Producing many or much, or large quantity; term which can be applied to many fields, from plants, to sports teams, to artists....and more, this word has many possible applications!


----------



## Matrix (Jul 16, 2020)

Harry Kane is a very prolific striker and has scored 201 career club goals.


----------



## Aunt Marg (Jul 17, 2020)

Aunt Marg's, WOTD selection grew to one of prolific nature, account her didactic, sesquipedalian style.


----------



## Kaila (Jul 17, 2020)

Some of the world's great painters were very prolific, leaving for us, countless numbers of their wonderful art pieces in their own styles;

Writers do not seem to be quite *as* prolific; my guess being that it takes more time to write a marvelous book, than to complete a great painting, in general?


----------



## Sliverfox (Jul 17, 2020)

I tend to be more prolific with  words that are used real life.


----------



## Em in Ohio (Jul 19, 2020)

Once upon a time, I was a prolific reader and writer; but as I age, this seems to be rapidly diminishing.


----------



## hollydolly (Jul 26, 2020)

*People who live in houses  close to  Heathrow airport have to endure  prolific planes flying overhead 





*


----------



## Kaila (Jul 26, 2020)

For enduring the number of extremely close fly-byes, the people who live in those homes,
should be given a prolific number of unlimited free tickets to fly as often as they wish;

after all, it isn't much out of the way , for the airline to pick them up!
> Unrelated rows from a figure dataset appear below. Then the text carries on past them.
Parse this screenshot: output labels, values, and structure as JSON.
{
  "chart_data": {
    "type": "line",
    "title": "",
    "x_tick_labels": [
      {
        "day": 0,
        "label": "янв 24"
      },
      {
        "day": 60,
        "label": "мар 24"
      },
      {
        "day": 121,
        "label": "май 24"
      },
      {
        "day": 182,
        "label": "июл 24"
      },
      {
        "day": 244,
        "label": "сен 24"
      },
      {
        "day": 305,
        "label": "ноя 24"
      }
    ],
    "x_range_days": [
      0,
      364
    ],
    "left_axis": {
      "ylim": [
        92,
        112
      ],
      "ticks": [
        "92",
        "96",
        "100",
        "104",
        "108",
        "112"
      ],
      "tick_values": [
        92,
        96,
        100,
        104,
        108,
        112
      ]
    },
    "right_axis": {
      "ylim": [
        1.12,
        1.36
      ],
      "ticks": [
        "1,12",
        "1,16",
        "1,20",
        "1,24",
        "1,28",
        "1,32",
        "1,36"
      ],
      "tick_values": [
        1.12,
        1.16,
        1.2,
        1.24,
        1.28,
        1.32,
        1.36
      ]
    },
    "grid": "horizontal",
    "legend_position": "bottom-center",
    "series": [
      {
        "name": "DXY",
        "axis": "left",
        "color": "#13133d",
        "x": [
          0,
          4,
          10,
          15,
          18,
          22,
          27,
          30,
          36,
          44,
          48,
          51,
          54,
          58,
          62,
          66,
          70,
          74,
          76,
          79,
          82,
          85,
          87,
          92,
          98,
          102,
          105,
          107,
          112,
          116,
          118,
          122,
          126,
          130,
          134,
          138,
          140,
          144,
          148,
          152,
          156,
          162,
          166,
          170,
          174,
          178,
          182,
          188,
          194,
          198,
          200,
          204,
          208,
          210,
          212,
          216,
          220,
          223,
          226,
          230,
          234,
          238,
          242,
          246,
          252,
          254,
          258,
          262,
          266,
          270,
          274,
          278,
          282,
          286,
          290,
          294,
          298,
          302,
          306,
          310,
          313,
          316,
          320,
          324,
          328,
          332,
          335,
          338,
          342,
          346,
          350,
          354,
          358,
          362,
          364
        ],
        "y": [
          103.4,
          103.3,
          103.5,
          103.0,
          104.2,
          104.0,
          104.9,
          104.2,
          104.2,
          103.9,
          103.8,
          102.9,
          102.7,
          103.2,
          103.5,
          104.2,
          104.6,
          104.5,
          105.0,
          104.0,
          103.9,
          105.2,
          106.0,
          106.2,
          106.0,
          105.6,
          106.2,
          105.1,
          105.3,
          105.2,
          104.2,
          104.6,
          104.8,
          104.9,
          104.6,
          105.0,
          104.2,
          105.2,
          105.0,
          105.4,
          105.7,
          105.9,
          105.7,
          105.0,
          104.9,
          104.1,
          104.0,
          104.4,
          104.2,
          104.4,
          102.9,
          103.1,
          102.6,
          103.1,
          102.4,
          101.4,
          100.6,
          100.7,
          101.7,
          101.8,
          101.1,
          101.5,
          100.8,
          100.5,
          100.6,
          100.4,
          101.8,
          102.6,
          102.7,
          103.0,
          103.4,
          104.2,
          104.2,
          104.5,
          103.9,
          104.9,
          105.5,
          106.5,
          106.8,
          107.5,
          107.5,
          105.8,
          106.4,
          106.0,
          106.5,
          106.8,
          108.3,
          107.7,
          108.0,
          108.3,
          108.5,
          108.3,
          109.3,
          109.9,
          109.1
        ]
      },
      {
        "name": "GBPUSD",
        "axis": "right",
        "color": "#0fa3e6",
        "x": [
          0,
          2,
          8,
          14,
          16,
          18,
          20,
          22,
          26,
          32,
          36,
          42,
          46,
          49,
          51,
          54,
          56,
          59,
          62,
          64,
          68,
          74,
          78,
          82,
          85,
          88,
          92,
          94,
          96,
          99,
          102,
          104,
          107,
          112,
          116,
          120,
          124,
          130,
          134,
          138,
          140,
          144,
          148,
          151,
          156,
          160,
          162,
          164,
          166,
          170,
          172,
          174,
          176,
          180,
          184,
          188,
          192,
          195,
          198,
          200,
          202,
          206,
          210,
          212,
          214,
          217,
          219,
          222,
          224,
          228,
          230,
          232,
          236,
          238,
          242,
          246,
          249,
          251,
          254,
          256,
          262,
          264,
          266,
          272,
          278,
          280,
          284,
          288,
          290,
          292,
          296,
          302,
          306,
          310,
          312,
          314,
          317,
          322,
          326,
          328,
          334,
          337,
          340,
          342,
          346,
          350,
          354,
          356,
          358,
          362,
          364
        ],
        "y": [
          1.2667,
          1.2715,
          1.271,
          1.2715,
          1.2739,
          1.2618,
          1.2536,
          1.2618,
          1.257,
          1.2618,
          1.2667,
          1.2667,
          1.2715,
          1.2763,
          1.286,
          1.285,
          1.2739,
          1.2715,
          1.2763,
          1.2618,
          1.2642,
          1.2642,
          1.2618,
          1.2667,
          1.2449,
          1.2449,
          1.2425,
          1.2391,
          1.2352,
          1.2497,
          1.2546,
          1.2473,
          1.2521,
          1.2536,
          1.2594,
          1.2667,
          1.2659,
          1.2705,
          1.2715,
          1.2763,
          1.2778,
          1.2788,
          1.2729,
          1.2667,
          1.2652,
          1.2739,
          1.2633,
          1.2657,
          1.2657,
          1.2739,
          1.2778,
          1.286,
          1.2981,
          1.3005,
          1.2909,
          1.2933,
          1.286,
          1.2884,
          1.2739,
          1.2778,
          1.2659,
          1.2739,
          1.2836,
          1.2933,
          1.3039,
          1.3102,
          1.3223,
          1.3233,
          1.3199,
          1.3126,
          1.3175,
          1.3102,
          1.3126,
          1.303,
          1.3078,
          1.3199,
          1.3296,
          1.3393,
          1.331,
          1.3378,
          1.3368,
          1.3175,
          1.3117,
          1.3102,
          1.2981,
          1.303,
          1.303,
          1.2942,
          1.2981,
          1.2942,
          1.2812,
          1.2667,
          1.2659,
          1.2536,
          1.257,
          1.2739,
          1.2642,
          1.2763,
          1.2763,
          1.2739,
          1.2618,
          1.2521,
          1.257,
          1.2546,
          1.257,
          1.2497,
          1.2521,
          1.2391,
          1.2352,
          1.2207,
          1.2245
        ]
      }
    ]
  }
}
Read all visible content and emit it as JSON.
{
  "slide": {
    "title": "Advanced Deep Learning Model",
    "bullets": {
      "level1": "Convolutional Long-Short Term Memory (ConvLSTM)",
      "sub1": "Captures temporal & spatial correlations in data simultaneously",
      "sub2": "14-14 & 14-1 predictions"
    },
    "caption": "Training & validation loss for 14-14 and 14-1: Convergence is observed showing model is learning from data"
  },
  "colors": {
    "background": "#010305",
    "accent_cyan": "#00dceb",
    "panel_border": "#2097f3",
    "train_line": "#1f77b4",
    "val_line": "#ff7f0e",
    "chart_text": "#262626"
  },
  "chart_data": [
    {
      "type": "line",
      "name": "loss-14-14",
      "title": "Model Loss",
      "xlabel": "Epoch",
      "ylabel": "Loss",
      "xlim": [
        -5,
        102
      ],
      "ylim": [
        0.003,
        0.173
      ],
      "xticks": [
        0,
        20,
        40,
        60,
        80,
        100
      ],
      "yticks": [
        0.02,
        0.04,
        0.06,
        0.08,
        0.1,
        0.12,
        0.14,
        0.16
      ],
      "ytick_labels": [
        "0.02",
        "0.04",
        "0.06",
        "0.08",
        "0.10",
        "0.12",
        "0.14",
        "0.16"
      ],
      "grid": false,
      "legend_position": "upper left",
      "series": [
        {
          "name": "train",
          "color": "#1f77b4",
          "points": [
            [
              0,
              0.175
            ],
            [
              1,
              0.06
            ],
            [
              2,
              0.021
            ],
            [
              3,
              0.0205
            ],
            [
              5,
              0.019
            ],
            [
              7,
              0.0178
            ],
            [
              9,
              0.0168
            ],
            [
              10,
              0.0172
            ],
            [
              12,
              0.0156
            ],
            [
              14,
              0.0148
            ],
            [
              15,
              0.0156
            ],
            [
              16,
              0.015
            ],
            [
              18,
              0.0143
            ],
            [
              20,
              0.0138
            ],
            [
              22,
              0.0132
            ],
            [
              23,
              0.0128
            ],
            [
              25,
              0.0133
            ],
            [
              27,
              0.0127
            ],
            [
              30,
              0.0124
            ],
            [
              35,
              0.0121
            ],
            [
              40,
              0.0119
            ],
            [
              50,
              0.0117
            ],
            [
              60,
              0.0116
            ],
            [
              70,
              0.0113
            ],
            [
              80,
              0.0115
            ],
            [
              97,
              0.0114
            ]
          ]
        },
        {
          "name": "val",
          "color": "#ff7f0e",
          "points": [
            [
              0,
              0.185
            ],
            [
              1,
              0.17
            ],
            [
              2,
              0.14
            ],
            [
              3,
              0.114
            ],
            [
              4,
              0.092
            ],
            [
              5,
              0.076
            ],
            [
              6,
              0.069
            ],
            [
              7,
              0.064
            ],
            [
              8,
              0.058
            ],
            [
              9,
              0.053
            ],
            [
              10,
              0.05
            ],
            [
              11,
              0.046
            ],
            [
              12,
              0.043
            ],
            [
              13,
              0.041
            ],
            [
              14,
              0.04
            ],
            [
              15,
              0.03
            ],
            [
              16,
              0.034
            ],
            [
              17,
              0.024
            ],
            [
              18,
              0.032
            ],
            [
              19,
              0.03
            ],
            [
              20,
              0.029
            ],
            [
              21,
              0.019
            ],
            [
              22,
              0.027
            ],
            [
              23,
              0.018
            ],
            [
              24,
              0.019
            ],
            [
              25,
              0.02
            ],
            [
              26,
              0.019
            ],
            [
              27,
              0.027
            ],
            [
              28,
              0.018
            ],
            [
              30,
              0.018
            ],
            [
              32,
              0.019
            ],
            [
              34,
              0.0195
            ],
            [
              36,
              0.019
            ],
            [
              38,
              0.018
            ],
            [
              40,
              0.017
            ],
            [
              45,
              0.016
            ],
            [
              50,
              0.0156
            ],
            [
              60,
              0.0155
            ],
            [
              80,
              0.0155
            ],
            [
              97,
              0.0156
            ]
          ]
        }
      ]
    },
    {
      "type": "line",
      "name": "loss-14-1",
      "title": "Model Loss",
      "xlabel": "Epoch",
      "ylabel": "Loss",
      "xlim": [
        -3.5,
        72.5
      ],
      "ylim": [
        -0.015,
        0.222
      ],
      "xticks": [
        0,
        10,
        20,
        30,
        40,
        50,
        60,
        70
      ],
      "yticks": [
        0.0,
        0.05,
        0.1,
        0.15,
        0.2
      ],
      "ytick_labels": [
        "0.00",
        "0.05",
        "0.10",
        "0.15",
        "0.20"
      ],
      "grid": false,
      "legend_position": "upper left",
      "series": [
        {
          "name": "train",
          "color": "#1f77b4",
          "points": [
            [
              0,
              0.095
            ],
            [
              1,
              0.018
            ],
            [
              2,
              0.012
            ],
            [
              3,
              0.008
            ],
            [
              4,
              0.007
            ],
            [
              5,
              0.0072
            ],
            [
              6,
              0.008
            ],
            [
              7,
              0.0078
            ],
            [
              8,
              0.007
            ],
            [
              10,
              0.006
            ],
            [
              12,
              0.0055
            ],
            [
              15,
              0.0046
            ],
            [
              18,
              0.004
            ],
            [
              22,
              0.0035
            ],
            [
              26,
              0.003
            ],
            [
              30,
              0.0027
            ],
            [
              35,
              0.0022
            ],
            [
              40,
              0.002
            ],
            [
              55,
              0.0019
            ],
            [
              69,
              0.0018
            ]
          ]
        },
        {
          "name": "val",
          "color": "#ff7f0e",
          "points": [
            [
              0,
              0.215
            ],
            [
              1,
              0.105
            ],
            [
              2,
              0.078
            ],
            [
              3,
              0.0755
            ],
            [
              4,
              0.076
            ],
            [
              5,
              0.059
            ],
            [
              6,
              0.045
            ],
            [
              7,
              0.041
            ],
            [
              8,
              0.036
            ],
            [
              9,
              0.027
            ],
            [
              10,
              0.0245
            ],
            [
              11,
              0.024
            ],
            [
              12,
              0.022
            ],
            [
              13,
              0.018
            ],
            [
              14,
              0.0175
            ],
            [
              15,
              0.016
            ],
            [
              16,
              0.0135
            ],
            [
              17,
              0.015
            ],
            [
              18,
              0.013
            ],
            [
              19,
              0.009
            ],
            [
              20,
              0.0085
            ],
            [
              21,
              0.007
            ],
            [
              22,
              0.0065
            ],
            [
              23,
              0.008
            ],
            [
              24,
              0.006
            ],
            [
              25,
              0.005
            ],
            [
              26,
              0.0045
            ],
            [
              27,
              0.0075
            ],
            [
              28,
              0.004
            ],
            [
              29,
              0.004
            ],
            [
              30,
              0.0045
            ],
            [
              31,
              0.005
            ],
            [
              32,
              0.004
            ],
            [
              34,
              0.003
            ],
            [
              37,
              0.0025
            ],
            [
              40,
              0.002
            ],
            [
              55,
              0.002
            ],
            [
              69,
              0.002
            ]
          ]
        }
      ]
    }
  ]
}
(Okay, kidding on the last part, but I seriously believe the rest of this post!)


----------



## MarciKS (Jul 26, 2020)

The amount of leftovers in our fridge at work is quite prolific.


----------



## Ruthanne (Jul 27, 2020)

My brother is quite prolific in his knowledge of history.


----------



## Kaila (Jul 28, 2020)

Something that has often impressed and amazed me ...
is the *prolific* number of seeds produced from one individual, single plant.
For example,  one maple tree, or one lilac shrub, or even one single annual flowering plant, such as a zinnia, produces a prolific number of viable seeds, for future plants.

In addition, adding to my astonishment and wonder, is my observation, that even one individual flower or blossom, on many plants, produces a *prolific* number of seeds.

Nature goes to such extremes to attempt to continue a species.
If you aren't certain you believe this, then stop and examine one dandelion flower, going to seed, the next time you walk by one!


----------



## SeaBreeze (Jul 28, 2020)

They predict tomorrow's storm will bring a prolific amount of rain to my area, including some large hail.  I will definitely be parking my car in the garage.


----------